The Weekend Australian - Travel - - TRAVEL & INDULGENCE - ROB DUN­LOP

For millennia, philoso­phies and re­li­gions have been sing­ing the praises of grat­i­tude. Dur­ing Ro­man times, the in­flu­en­tial civic com­men­ta­tor Cicero pro­nounced that “grat­i­tude is not only the great­est of the virtues but the par­ent of all oth­ers”.

Em­bed­ded in ma­jor faiths of the world — Ju­daism, Chris­tian, Is­lam, Bud­dhism and Hindu — the virtue is also part of mod­ern sec­u­lar teach­ings whereby school­child­ren are en­cour­aged to keep grat­i­tude jour­nals. What went well to­day? What am I grate­ful for?

While we may think of such ex­pres­sions as soli­tary and re­flec­tive mo­ments, many tra­di­tions bring to­gether fam­ily, friends and neigh­bours for an­nual col­lec­tive dis­plays of grat­i­tude, of­ten via joy­ous, loud and colour­ful fes­ti­vals, whether to thank a de­ity for a path, for the cy­cle of na­ture that pro­vides food, and thus life, or to sim­ply count bless­ings.

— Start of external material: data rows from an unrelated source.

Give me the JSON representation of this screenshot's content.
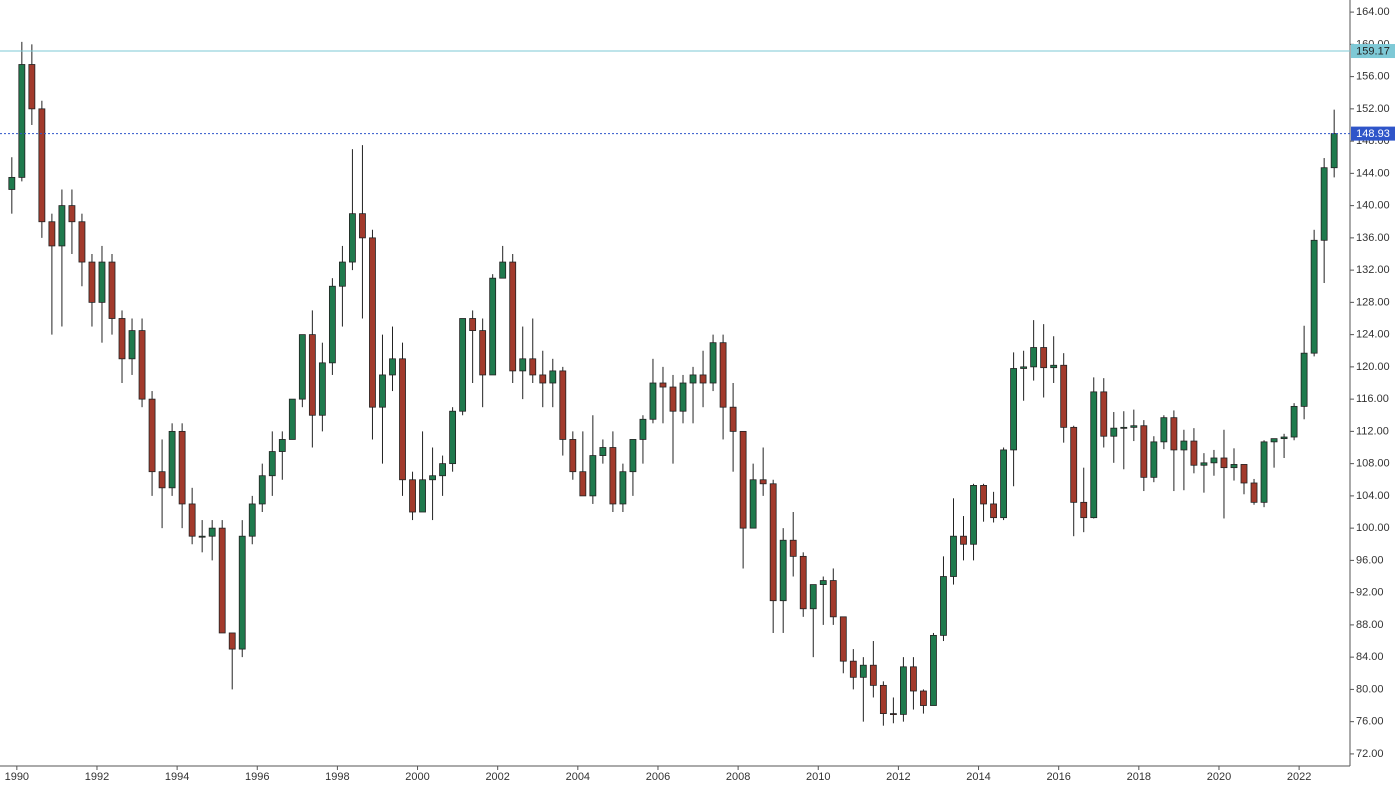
{
  "chart_data": {
    "type": "candlestick",
    "up_color": "#1f7a4d",
    "down_color": "#a23a2c",
    "xlim": [
      1989.58,
      2023.27
    ],
    "xticks": [
      1990,
      1992,
      1994,
      1996,
      1998,
      2000,
      2002,
      2004,
      2006,
      2008,
      2010,
      2012,
      2014,
      2016,
      2018,
      2020,
      2022
    ],
    "ylim": [
      70.5,
      165.5
    ],
    "yticks": [
      {
        "value": 72,
        "label": "72.00"
      },
      {
        "value": 76,
        "label": "76.00"
      },
      {
        "value": 80,
        "label": "80.00"
      },
      {
        "value": 84,
        "label": "84.00"
      },
      {
        "value": 88,
        "label": "88.00"
      },
      {
        "value": 92,
        "label": "92.00"
      },
      {
        "value": 96,
        "label": "96.00"
      },
      {
        "value": 100,
        "label": "100.00"
      },
      {
        "value": 104,
        "label": "104.00"
      },
      {
        "value": 108,
        "label": "108.00"
      },
      {
        "value": 112,
        "label": "112.00"
      },
      {
        "value": 116,
        "label": "116.00"
      },
      {
        "value": 120,
        "label": "120.00"
      },
      {
        "value": 124,
        "label": "124.00"
      },
      {
        "value": 128,
        "label": "128.00"
      },
      {
        "value": 132,
        "label": "132.00"
      },
      {
        "value": 136,
        "label": "136.00"
      },
      {
        "value": 140,
        "label": "140.00"
      },
      {
        "value": 144,
        "label": "144.00"
      },
      {
        "value": 148,
        "label": "148.00"
      },
      {
        "value": 152,
        "label": "152.00"
      },
      {
        "value": 156,
        "label": "156.00"
      },
      {
        "value": 160,
        "label": "160.00"
      },
      {
        "value": 164,
        "label": "164.00"
      }
    ],
    "hlines": [
      {
        "value": 159.17,
        "color": "#7ec9d6",
        "dashed": false,
        "label_text_color": "#222"
      },
      {
        "value": 148.93,
        "color": "#2f55c9",
        "dashed": true,
        "label_text_color": "#fff"
      }
    ],
    "x": [
      1989.875,
      1990.125,
      1990.375,
      1990.625,
      1990.875,
      1991.125,
      1991.375,
      1991.625,
      1991.875,
      1992.125,
      1992.375,
      1992.625,
      1992.875,
      1993.125,
      1993.375,
      1993.625,
      1993.875,
      1994.125,
      1994.375,
      1994.625,
      1994.875,
      1995.125,
      1995.375,
      1995.625,
      1995.875,
      1996.125,
      1996.375,
      1996.625,
      1996.875,
      1997.125,
      1997.375,
      1997.625,
      1997.875,
      1998.125,
      1998.375,
      1998.625,
      1998.875,
      1999.125,
      1999.375,
      1999.625,
      1999.875,
      2000.125,
      2000.375,
      2000.625,
      2000.875,
      2001.125,
      2001.375,
      2001.625,
      2001.875,
      2002.125,
      2002.375,
      2002.625,
      2002.875,
      2003.125,
      2003.375,
      2003.625,
      2003.875,
      2004.125,
      2004.375,
      2004.625,
      2004.875,
      2005.125,
      2005.375,
      2005.625,
      2005.875,
      2006.125,
      2006.375,
      2006.625,
      2006.875,
      2007.125,
      2007.375,
      2007.625,
      2007.875,
      2008.125,
      2008.375,
      2008.625,
      2008.875,
      2009.125,
      2009.375,
      2009.625,
      2009.875,
      2010.125,
      2010.375,
      2010.625,
      2010.875,
      2011.125,
      2011.375,
      2011.625,
      2011.875,
      2012.125,
      2012.375,
      2012.625,
      2012.875,
      2013.125,
      2013.375,
      2013.625,
      2013.875,
      2014.125,
      2014.375,
      2014.625,
      2014.875,
      2015.125,
      2015.375,
      2015.625,
      2015.875,
      2016.125,
      2016.375,
      2016.625,
      2016.875,
      2017.125,
      2017.375,
      2017.625,
      2017.875,
      2018.125,
      2018.375,
      2018.625,
      2018.875,
      2019.125,
      2019.375,
      2019.625,
      2019.875,
      2020.125,
      2020.375,
      2020.625,
      2020.875,
      2021.125,
      2021.375,
      2021.625,
      2021.875,
      2022.125,
      2022.375,
      2022.625,
      2022.875
    ],
    "ohlc": [
      [
        142,
        146,
        139,
        143.5
      ],
      [
        143.5,
        160.3,
        143,
        157.5
      ],
      [
        157.5,
        160,
        150,
        152
      ],
      [
        152,
        153,
        136,
        138
      ],
      [
        138,
        139,
        124,
        135
      ],
      [
        135,
        142,
        125,
        140
      ],
      [
        140,
        142,
        134,
        138
      ],
      [
        138,
        139,
        130,
        133
      ],
      [
        133,
        134,
        125,
        128
      ],
      [
        128,
        135,
        123,
        133
      ],
      [
        133,
        134,
        124,
        126
      ],
      [
        126,
        127,
        118,
        121
      ],
      [
        121,
        126,
        119,
        124.5
      ],
      [
        124.5,
        126,
        115,
        116
      ],
      [
        116,
        117,
        104,
        107
      ],
      [
        107,
        111,
        100,
        105
      ],
      [
        105,
        113,
        104,
        112
      ],
      [
        112,
        113,
        100,
        103
      ],
      [
        103,
        105,
        98,
        99
      ],
      [
        99,
        101,
        97,
        99
      ],
      [
        99,
        101,
        96,
        100
      ],
      [
        100,
        101,
        87,
        87
      ],
      [
        87,
        87,
        80,
        85
      ],
      [
        85,
        101,
        84,
        99
      ],
      [
        99,
        104,
        98,
        103
      ],
      [
        103,
        108,
        102,
        106.5
      ],
      [
        106.5,
        112,
        104,
        109.5
      ],
      [
        109.5,
        112,
        106,
        111
      ],
      [
        111,
        116,
        111,
        116
      ],
      [
        116,
        124,
        115,
        124
      ],
      [
        124,
        127,
        110,
        114
      ],
      [
        114,
        123,
        112,
        120.5
      ],
      [
        120.5,
        131,
        119,
        130
      ],
      [
        130,
        135,
        125,
        133
      ],
      [
        133,
        147,
        132,
        139
      ],
      [
        139,
        147.5,
        126,
        136
      ],
      [
        136,
        137,
        111,
        115
      ],
      [
        115,
        124,
        108,
        119
      ],
      [
        119,
        125,
        117,
        121
      ],
      [
        121,
        123,
        104,
        106
      ],
      [
        106,
        107,
        101,
        102
      ],
      [
        102,
        112,
        102,
        106
      ],
      [
        106,
        110,
        101,
        106.5
      ],
      [
        106.5,
        109,
        104,
        108
      ],
      [
        108,
        115,
        107,
        114.5
      ],
      [
        114.5,
        126,
        114,
        126
      ],
      [
        126,
        127,
        118,
        124.5
      ],
      [
        124.5,
        126,
        115,
        119
      ],
      [
        119,
        131.5,
        119,
        131
      ],
      [
        131,
        135,
        131,
        133
      ],
      [
        133,
        134,
        118,
        119.5
      ],
      [
        119.5,
        125,
        116,
        121
      ],
      [
        121,
        126,
        118,
        119
      ],
      [
        119,
        122,
        115,
        118
      ],
      [
        118,
        121,
        115,
        119.5
      ],
      [
        119.5,
        120,
        109,
        111
      ],
      [
        111,
        112,
        106,
        107
      ],
      [
        107,
        112,
        104,
        104
      ],
      [
        104,
        114,
        103,
        109
      ],
      [
        109,
        111,
        108,
        110
      ],
      [
        110,
        112,
        102,
        103
      ],
      [
        103,
        108,
        102,
        107
      ],
      [
        107,
        111,
        104,
        111
      ],
      [
        111,
        114,
        108,
        113.5
      ],
      [
        113.5,
        121,
        113,
        118
      ],
      [
        118,
        120,
        113,
        117.5
      ],
      [
        117.5,
        119,
        108,
        114.5
      ],
      [
        114.5,
        119,
        113,
        118
      ],
      [
        118,
        120,
        113,
        119
      ],
      [
        119,
        122,
        115,
        118
      ],
      [
        118,
        124,
        117,
        123
      ],
      [
        123,
        124,
        111,
        115
      ],
      [
        115,
        118,
        107,
        112
      ],
      [
        112,
        112,
        95,
        100
      ],
      [
        100,
        108,
        100,
        106
      ],
      [
        106,
        110,
        104,
        105.5
      ],
      [
        105.5,
        106,
        87,
        91
      ],
      [
        91,
        100,
        87,
        98.5
      ],
      [
        98.5,
        102,
        94,
        96.5
      ],
      [
        96.5,
        97,
        89,
        90
      ],
      [
        90,
        93,
        84,
        93
      ],
      [
        93,
        94,
        88,
        93.5
      ],
      [
        93.5,
        95,
        88,
        89
      ],
      [
        89,
        89,
        82,
        83.5
      ],
      [
        83.5,
        85,
        80,
        81.5
      ],
      [
        81.5,
        84,
        76,
        83
      ],
      [
        83,
        86,
        79,
        80.5
      ],
      [
        80.5,
        81,
        75.5,
        77
      ],
      [
        77,
        79,
        75.8,
        76.9
      ],
      [
        76.9,
        84,
        76,
        82.8
      ],
      [
        82.8,
        84,
        77.5,
        79.8
      ],
      [
        79.8,
        80,
        77,
        78
      ],
      [
        78,
        87,
        78,
        86.7
      ],
      [
        86.7,
        96.5,
        86,
        94
      ],
      [
        94,
        103.7,
        93,
        99
      ],
      [
        99,
        101.5,
        96,
        98
      ],
      [
        98,
        105.5,
        96,
        105.3
      ],
      [
        105.3,
        105.5,
        100.8,
        103
      ],
      [
        103,
        104.5,
        100.7,
        101.3
      ],
      [
        101.3,
        110,
        101,
        109.7
      ],
      [
        109.7,
        121.8,
        105.2,
        119.8
      ],
      [
        119.8,
        122,
        115.8,
        120
      ],
      [
        120,
        125.8,
        118.3,
        122.4
      ],
      [
        122.4,
        125.3,
        116.2,
        119.9
      ],
      [
        119.9,
        123.8,
        118,
        120.2
      ],
      [
        120.2,
        121.7,
        110.6,
        112.5
      ],
      [
        112.5,
        112.7,
        99,
        103.2
      ],
      [
        103.2,
        107.5,
        99.5,
        101.3
      ],
      [
        101.3,
        118.7,
        101.2,
        116.9
      ],
      [
        116.9,
        118.6,
        110,
        111.4
      ],
      [
        111.4,
        114.4,
        108.1,
        112.4
      ],
      [
        112.4,
        114.5,
        107.3,
        112.5
      ],
      [
        112.5,
        114.7,
        110.8,
        112.7
      ],
      [
        112.7,
        113.4,
        104.6,
        106.3
      ],
      [
        106.3,
        111.4,
        105.7,
        110.7
      ],
      [
        110.7,
        114,
        109.8,
        113.7
      ],
      [
        113.7,
        114.6,
        104.6,
        109.7
      ],
      [
        109.7,
        112.2,
        104.7,
        110.8
      ],
      [
        110.8,
        112.4,
        106.8,
        107.8
      ],
      [
        107.8,
        109.3,
        104.4,
        108.1
      ],
      [
        108.1,
        109.7,
        106.5,
        108.7
      ],
      [
        108.7,
        112.2,
        101.2,
        107.5
      ],
      [
        107.5,
        109.9,
        105.9,
        107.9
      ],
      [
        107.9,
        107.9,
        104.2,
        105.6
      ],
      [
        105.6,
        106.1,
        102.9,
        103.2
      ],
      [
        103.2,
        110.9,
        102.6,
        110.7
      ],
      [
        110.7,
        111,
        107.5,
        111.1
      ],
      [
        111.1,
        111.7,
        108.7,
        111.3
      ],
      [
        111.3,
        115.5,
        110.9,
        115.1
      ],
      [
        115.1,
        125.1,
        113.5,
        121.7
      ],
      [
        121.7,
        137,
        121.3,
        135.7
      ],
      [
        135.7,
        145.9,
        130.4,
        144.7
      ],
      [
        144.7,
        151.9,
        143.5,
        148.93
      ]
    ]
  }
}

The Chi­nese Mid-Au­tumn Fes­ti­val, a cen­turies-old tra­di­tion, is a united cel­e­bra­tion for more than 1 bil­lion peo­ple across Asia, as well as the di­as­pora of Chi­nese com­mu­ni­ties else­where. Also known as the Moon Fes­ti­val, it falls on Septem­ber 15 this year and vari­a­tions ap­pear in Tai­wan, Hong Kong, Sin­ga­pore and also The Philip­pines, which thanks the moon’s in­flu­ence on the har­vest and its rep­re­sen­ta­tion as a sym­bol for fam­ily unity. Party scenes in­volve vivid lanterns of all shapes and sizes, moon-gaz­ing, dragon and lion dances, in­cense burn­ing, elab­o­rate food dis­plays, and the gorg­ing of moon­cakes, also ex­changed as gifts. Vis­i­tors can head to, say, a city park to join lo­cals in moon wor­ship.